Pennsylvania lawmaker doesn’t think transgender kids deserve health care

"It is completely inappropriate to use state funds to pay for sex change operations for children."

CREDIT: AP Photo/Matt Rourke
CREDIT: AP Photo/Matt Rourke

A Pennsylvania state lawmaker is holding transgender kids hostage as a condition of extending the Children’s Health Insurance Program (CHIP).

Last week, state Sen. Donald White (R) attached an amendment to the CHIP renewal legislation that would prohibit the program from covering the costs of any services related to a gender transition. The language of the amendment is vague enough that it could impact a broad swath of services that are medically necessary for the well-being of a transgender child:

The benefit package for eligible children may not include reimbursement for gender or sex reassignment surgery or gender or sex transition services, including, but not limited to, physician’s services, inpatient and outpatient hospital services, prescribed drugs or counseling services related to such surgery or services.

White seemed to indicate that his amendment was meant to address surgeries. “It is completely inappropriate to use state funds to pay for sex change operations for children,” he said in a statement. “This program provides vital health care services for Pennsylvania’s children. It is irresponsible to allow its limited resources to be used for sex change procedures.”

But because the language refers to surgery “or gender or sex transition services,” it’s unclear if it could also refer to doctors who recommend social transition for younger children, or the prescription of puberty blockers or cross-sex hormones. Essentially, it could cut off health care coverage entirely for transgender kids if no doctor they see is allowed to affirm their gender identity.

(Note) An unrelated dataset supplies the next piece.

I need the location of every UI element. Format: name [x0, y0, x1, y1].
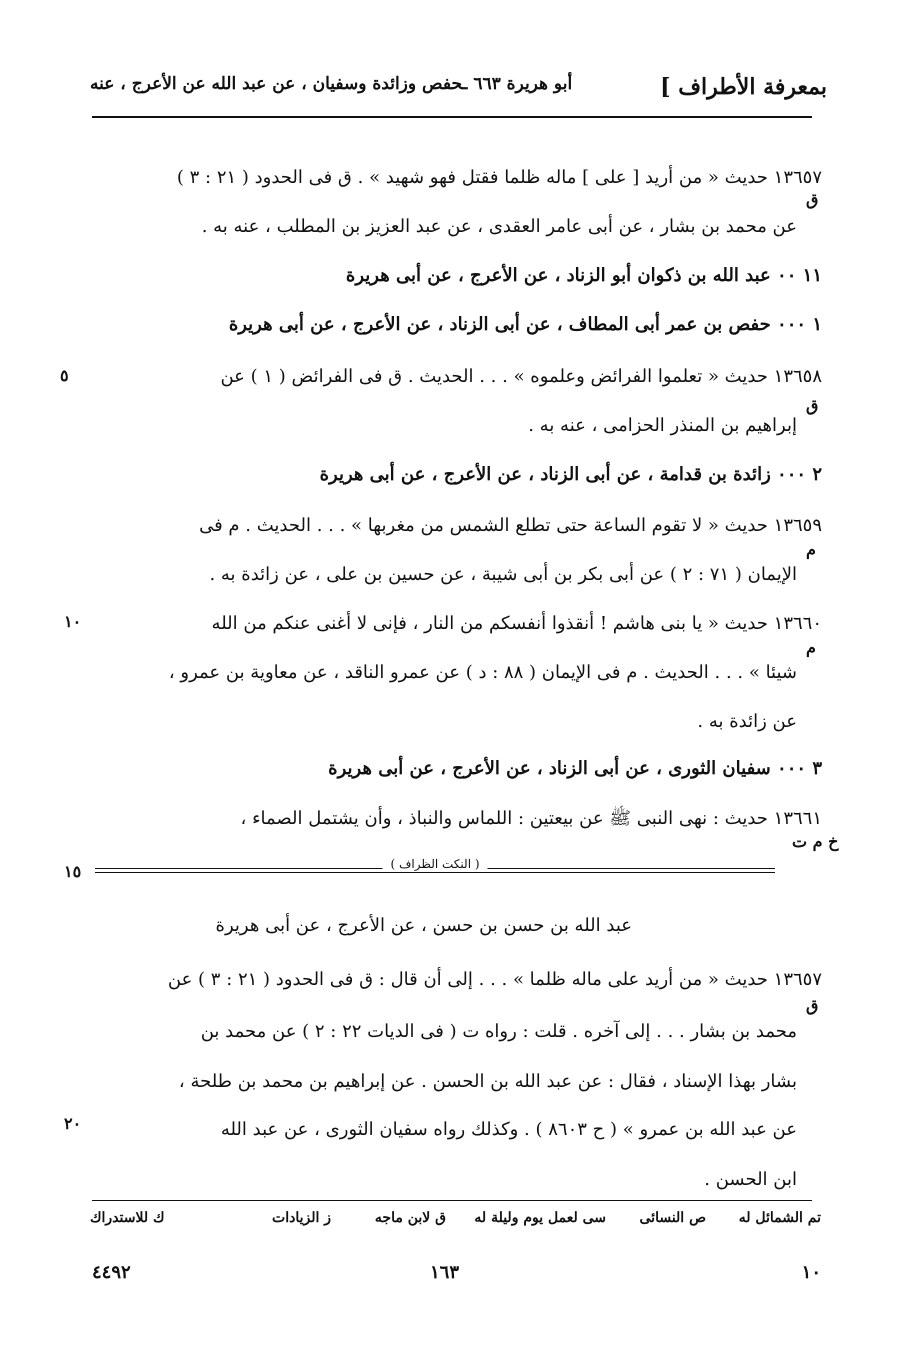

White’s statement is also a bit of a misnomer. Generally, “children” do not undergo gender confirmation surgeries. The World Professional Association for Transgender Health (WPATH) recommends in its standards of care that young people should only undergo surgery after they’ve reached the age of medical consent, which in Pennsylvania is 18. But CHIP provides coverage up until an individual’s 19th birthday, which means that even if the amendment narrowly applied to surgeries, it could still very well prevent some transgender young people from accessing the medically necessary care they need and deserve.

The claim that transition-related medical costs are too expensive was similarly used to justify banning transgender people from serving in the military. Congresswoman Vicky Hartzler (R-MO) seemingly invented bogus numbers out of thin air to justify her legislative ban, and the Family Research Council, an anti-LGBTQ hate group, followed suit with a “study” offering numbers even less connected to reality. President Trump then said that cost was a factor in his decision to institute the ban unilaterally. Besides the fact that transition-related coverage is a drop in the bucket of medical spending, these arguments completely erase the fact that this care is medically necessary to help transgender people resolve their gender dysphoria and live happy and healthy lives.

Pennsylvania’s CHIP program provides health care coverage for some 174,000 young people across the state. As Freedom for All Americans notes, Pennsylvania is one of 32 states that offers no explicit nondiscrimination protections for LGBTQ people under state law.

White’s amendment passed the Senate Banking and Insurance Committee, which White Chairs, in a 14-1 vote last week. The House Appropriations committee is now considering it.